Having a detailed wedding timeline - and following it rigorously - removes unneeded stresses and variables from the day, frequently leading to ample amounts of portrait time. Scheduling a block of time to be set aside for portraits is a great idea and nearly all couples plan to set aside a generous portion of the day to utilize our services to the fullest extent. The reality is that since other parts of the day affect many, if not all of the people involved, they are given priority over the scheduled portrait time that involves just the four of us. This can be frustrating, but we are fully accustomed to working around such impediments to success. One way we can extend portrait time is to sneak in a couple of quick and controlled setup shots during a short lull in the festivities. One of us will stay in the middle of the action, prepared to document any events as they unfold. The other can go somewhere else with lighting gear and set the stage for a photo like the one shown here. Borrowing the couple for just a few minutes, we can guide them to a specific point and let them enjoy a few private moments before jumping back into the revelry.

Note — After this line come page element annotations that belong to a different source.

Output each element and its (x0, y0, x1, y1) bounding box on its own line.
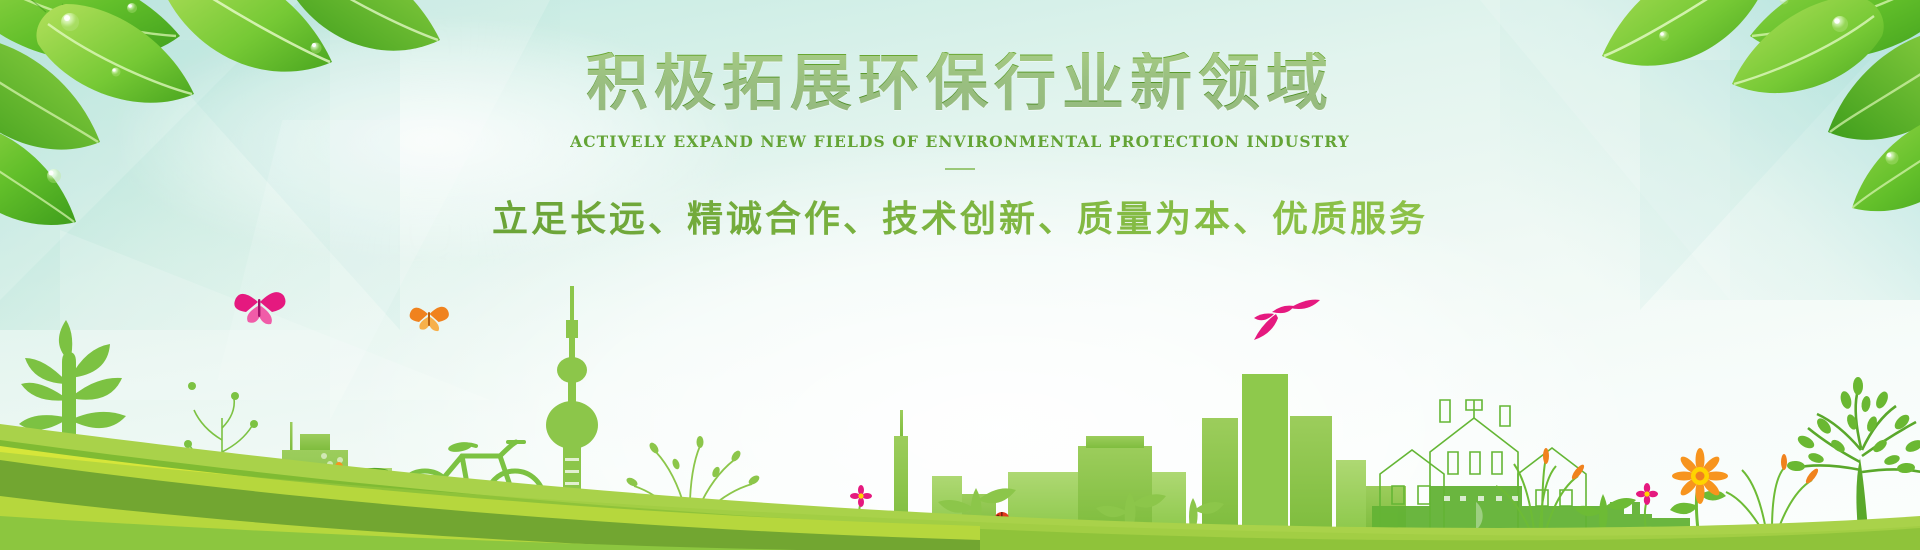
water-droplet (47, 169, 61, 183)
water-droplet (311, 43, 322, 54)
insect-layer (0, 250, 1920, 550)
water-droplet (127, 3, 137, 13)
divider-rule (945, 168, 975, 170)
water-droplet (112, 68, 121, 77)
leaf-shape (1602, 0, 1762, 66)
leaves-top-left (0, 0, 450, 230)
water-droplet (1659, 31, 1669, 41)
eco-banner: 积极拓展环保行业新领域 ACTIVELY EXPAND NEW FIELDS O… (0, 0, 1920, 550)
butterfly-pink (234, 292, 285, 324)
butterfly-orange (410, 307, 449, 331)
water-droplet (1832, 16, 1848, 32)
water-droplet (1886, 152, 1899, 165)
leaves-top-right (1540, 0, 1920, 200)
water-droplet (61, 13, 79, 31)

Timing and location were both very important in terms of capturing this image, the staging of which we executed in under a minute. The last bit of blue was fading into black across the South Florida sky and the winds were beginning to taper off. The beacon of the lighthouse had been visible for only about a half hour and this time of day was the sweet spot in terms of getting all of those aspects into one shot. Controlling the intensity, direction, and dispersion of our lighting, we were able to expose for all of the elements at once. Bringing in the the dark blue color in the sky, the blowing palm tress are shown in silhouette, providing a sense of place and a clue to what the weather conditions were like. Waiting until the beacon was just out of frame kept the lighthouse and the warm glow of its fresnel lenses exposed properly without blasting the camera or lighting up the trees. Finally, the flash overpowers all the other sources of light while still playing off of them, giving us a layered feel while actually embracing mixed lighting.